About 15 percent of IFT members reside outside of the United States in more than 90 different countries. In addition to GDPR compliance, Foley has been focused on other global regulations like Canada’s Anti-Spam Law and China’s Foreign NGO Law.
“We’re trying to take a holistic approach here so that we’re not just reacting to the EU and GDPR, so much as what else might be on the horizon,” he says. “A big part of our data management strategy is being transparent and asking: Do we really need that data?”
Associations typically have data records that stretch across multiple software systems and through a variety of data-processing streams.
“Too often data is kept all over the place,” Tullo says. “So, first and foremost, you have to know what you’ve got and where you’ve got it. This is a timely moment to revisit and refresh your data practices.”
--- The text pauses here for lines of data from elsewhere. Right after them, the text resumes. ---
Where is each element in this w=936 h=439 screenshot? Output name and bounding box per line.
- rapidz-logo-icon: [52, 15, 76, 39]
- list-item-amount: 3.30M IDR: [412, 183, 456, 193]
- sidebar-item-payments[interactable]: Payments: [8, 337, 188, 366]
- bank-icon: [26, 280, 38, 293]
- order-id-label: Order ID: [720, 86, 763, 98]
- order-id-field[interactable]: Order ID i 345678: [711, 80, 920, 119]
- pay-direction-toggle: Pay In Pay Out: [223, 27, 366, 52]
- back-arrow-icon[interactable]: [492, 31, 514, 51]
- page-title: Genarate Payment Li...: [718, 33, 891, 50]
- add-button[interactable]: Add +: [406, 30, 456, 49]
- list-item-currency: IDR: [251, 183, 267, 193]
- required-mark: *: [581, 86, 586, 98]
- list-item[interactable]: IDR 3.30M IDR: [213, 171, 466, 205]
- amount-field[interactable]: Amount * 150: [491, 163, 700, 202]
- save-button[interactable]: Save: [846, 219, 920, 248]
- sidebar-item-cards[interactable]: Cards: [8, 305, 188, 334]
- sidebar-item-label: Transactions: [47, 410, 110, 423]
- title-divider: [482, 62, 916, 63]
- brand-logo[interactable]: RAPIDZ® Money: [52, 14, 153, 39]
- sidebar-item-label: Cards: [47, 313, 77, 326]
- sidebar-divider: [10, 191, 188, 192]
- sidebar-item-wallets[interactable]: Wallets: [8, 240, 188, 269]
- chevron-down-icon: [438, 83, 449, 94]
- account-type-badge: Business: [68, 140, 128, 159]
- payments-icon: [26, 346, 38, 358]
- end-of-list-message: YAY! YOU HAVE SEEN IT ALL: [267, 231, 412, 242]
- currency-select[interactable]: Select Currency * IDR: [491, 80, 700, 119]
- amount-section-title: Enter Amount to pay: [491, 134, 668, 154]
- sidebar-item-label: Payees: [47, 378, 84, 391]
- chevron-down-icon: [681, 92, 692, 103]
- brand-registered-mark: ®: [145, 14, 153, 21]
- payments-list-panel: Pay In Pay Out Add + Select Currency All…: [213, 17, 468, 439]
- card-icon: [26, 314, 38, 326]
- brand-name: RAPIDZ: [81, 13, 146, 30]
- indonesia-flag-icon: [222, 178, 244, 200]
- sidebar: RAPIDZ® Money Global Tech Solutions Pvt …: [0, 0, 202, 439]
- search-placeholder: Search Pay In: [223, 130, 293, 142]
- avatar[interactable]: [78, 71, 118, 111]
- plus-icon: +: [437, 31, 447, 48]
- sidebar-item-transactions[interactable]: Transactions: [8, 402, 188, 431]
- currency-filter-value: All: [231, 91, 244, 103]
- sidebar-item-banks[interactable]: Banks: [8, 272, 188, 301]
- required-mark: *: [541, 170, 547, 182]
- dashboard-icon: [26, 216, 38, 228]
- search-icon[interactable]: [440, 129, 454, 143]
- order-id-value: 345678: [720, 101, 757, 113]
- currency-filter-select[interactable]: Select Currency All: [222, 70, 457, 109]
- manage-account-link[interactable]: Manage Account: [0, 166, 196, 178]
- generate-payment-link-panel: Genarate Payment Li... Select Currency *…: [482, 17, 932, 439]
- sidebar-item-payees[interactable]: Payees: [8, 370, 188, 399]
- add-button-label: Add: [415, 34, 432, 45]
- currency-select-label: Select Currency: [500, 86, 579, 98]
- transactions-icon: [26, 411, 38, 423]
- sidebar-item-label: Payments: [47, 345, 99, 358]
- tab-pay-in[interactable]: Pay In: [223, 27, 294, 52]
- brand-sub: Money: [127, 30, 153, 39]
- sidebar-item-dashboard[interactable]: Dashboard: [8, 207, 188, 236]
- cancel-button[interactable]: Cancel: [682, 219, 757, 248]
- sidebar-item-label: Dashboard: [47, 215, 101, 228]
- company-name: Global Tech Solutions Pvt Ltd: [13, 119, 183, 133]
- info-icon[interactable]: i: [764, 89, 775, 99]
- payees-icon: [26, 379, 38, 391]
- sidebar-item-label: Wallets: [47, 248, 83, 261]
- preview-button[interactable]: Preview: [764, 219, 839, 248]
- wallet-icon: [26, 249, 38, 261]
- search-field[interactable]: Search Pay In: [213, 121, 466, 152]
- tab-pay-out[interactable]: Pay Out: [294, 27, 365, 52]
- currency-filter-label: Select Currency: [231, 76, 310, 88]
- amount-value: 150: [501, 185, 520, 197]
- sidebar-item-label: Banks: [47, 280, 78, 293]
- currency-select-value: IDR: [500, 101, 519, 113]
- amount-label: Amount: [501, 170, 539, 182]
In advance of May 25, many organizations are either deleting data or conducting data “pseudonymization”—a process that separates data from direct identifiers, so that it can’t be linked to personal information without additional information that is held separately.
Many association data systems are maintained by third-party vendors, who are themselves gearing up for GDPR and may be able to serve as advisors in your compliance effort. At the very least, says Larry Samuelson, senior vice president at Cvent—a provider of event management software—you should be talking to your vendors and revisiting each of your vendor agreements.
To reach GDPR compliance, Cvent spent nine months establishing new vendor agreements bound by the Privacy Shield, an approved framework for privacy protections for EU-U.S. exchanges of personal data.
“We worked with all our vendors and sub-processors to make sure they were handling information the way we told them,” Samuelson says. “And some vendors couldn’t do it, so we discontinued or fired them.”
Internally, Cvent undertook a data-mapping exercise, a specific requirement of GDPR compliance. Critical to this exercise are five key questions:
“As the controller [of the data], you’re responsible for answering these questions,” says Pradeep Mannakkara, chief information officer at Cvent. “Data mapping is one of the most critical things that every association should consider . . . and hopefully you’re also asking: Are my vendors compliant?”
The three words in GDPR that Samuelson says are key to determining what data can be collected are “legitimate business interest.” If you have a legitimate business interest in a type of data, you can make the case for processing it. But take care how you gather even seemingly innocuous information, lest you inadvertently steer into noncompliance.
“Imagine if you ask somebody if they’re kosher or halal” on an event registration form, he says. “Well, that goes to religion. What you could say instead is: ‘Are you vegetarian?’ or ‘Do you eat meat?’ I do think you have to re-engineer those levels of questions to understand what your legitimate business interest is.”
Organizations are also rewriting their privacy notices to clarify how personal data is collected, processed, and stored.
“Your privacy notice is a public message about what you plan to do with personal data,” Tullo says. “Keep that statement simple and in plain English. It’s almost like saying who you are as an organization.”
GDPR is a fundamental shift in how data is processed and secured, and Moulsdale thinks the right of individuals to control their data will only grow as other countries adopt similar regulations.
“We’ve reached a tipping point because the momentum has built behind the EU’s approach to privacy in a way that’s tipping other countries to change their laws, and in doing so, changing business practices,” he says.
Tullo agrees that GDPR signals the beginning of a long-term evolution in data management.
“Really, this is about changing people’s approach to data,” she says. “Come May the 25th at midnight, we certainly won’t fall off a cliff. Instead, think of this as a starting point—a continuous push for trust, confidence, and transparency to run your business.”